Upon visiting the malicious URL, the victim's browser renders the login page with the attacker's JavaScript executing in the page context. This allows the attacker to steal session cookies, capture credentials entered into the form, redirect users to phishing sites, or perform other malicious actions within the victim's browser session.
The attack is particularly effective because the malicious URL points to the legitimate ChurchCRM domain, making it more likely that users will trust and click the link. Additionally, the login page is typically accessible without authentication, increasing the attack surface.

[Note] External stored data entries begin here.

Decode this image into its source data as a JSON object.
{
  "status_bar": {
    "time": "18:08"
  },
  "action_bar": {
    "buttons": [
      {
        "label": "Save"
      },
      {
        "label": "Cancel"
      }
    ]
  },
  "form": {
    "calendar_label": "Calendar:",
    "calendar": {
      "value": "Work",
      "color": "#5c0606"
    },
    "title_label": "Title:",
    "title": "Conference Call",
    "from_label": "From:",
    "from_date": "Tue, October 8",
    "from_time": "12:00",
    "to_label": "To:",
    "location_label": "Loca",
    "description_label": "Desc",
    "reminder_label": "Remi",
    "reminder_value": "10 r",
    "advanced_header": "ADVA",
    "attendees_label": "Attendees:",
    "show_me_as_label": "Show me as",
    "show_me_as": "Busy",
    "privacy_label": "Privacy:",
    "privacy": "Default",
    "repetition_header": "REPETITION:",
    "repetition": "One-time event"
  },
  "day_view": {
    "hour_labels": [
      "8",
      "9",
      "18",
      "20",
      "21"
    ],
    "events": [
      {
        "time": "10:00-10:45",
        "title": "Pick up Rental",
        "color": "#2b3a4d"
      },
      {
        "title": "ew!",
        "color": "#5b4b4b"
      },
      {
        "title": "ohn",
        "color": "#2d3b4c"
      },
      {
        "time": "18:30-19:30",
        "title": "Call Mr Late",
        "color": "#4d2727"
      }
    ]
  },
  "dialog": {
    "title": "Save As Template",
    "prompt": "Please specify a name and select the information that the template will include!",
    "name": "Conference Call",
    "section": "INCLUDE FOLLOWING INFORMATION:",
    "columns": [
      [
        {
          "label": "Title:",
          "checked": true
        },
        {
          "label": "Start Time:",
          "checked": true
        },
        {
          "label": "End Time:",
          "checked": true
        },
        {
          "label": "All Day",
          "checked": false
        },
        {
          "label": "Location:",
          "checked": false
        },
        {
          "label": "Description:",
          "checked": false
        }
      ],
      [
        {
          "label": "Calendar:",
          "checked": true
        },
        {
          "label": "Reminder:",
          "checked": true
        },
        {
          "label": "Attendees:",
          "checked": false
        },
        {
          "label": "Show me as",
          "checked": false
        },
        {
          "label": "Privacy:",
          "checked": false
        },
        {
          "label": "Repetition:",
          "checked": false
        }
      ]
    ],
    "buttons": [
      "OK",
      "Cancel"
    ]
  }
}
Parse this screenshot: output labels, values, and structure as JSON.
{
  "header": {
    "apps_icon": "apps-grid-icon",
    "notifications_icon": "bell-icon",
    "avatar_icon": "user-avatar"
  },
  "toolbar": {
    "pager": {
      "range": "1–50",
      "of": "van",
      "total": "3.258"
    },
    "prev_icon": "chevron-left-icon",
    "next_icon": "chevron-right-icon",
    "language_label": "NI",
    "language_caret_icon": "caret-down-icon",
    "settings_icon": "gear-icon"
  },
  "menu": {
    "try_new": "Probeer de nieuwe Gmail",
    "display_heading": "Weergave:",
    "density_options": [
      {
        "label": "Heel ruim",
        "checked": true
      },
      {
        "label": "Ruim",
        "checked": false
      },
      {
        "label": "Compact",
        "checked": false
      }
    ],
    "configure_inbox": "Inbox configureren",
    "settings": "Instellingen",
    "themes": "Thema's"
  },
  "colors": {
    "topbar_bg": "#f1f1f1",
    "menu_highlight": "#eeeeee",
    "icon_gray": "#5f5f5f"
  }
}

Detection Methods for CVE-2026-39344
Indicators of Compromise
- Suspicious URL parameters containing JavaScript code or HTML tags in the username field
- HTTP request logs showing encoded script tags (%3Cscript%3E) or event handlers (onerror, onload) in URL parameters
- Unusual outbound connections from client browsers to unknown external domains after visiting the login page
- Reports of users being redirected to unfamiliar pages from the ChurchCRM login
Detection Strategies
- Implement Web Application Firewall (WAF) rules to detect and block requests containing potential XSS payloads in URL parameters
- Monitor HTTP access logs for URL patterns containing encoded HTML/JavaScript special characters
- Deploy browser-based security monitoring to detect suspicious script execution on the login page
- Utilize endpoint detection and response (EDR) solutions to identify post-exploitation activity from XSS attacks
Monitoring Recommendations
- Enable detailed logging for all HTTP requests to the ChurchCRM login page
- Configure alerting for URL parameters containing suspicious character sequences such as <script>, javascript:, or onerror=
- Monitor for anomalous session activity that may indicate session hijacking following XSS exploitation
- Regularly review Content Security Policy (CSP) violation reports if CSP is implemented
How to Mitigate CVE-2026-39344
Immediate Actions Required
- Upgrade ChurchCRM to version 7.1.0 or later immediately
- Review web server access logs for evidence of exploitation attempts targeting the login page
- Implement a Web Application Firewall (WAF) with XSS protection rules as a temporary measure
- Consider restricting access to the ChurchCRM login page to trusted networks if possible
Patch Information
The vulnerability is fixed in ChurchCRM version 7.1.0. Administrators should upgrade to this version or later to remediate the vulnerability. For additional details, refer to the GitHub Security Advisory GHSA-rx8c-j7x8-w3hj.
Workarounds
- Deploy a reverse proxy or WAF configured to sanitize or block requests containing script tags or JavaScript event handlers in URL parameters
- Implement Content Security Policy (CSP) headers to restrict inline script execution and mitigate XSS impact
- Use browser extensions or security proxies on client systems to detect and block XSS attempts
- Educate users about the risks of clicking links to the ChurchCRM login page from untrusted sources
# Example WAF rule to block potential XSS in URL parameters (ModSecurity)
SecRule ARGS "@rx <script|javascript:|onerror=|onload=" \
"id:100001,phase:1,deny,status:403,msg:'Potential XSS attack detected'"
Disclaimer: This content was generated using AI. While we strive for accuracy, please verify critical information with official sources.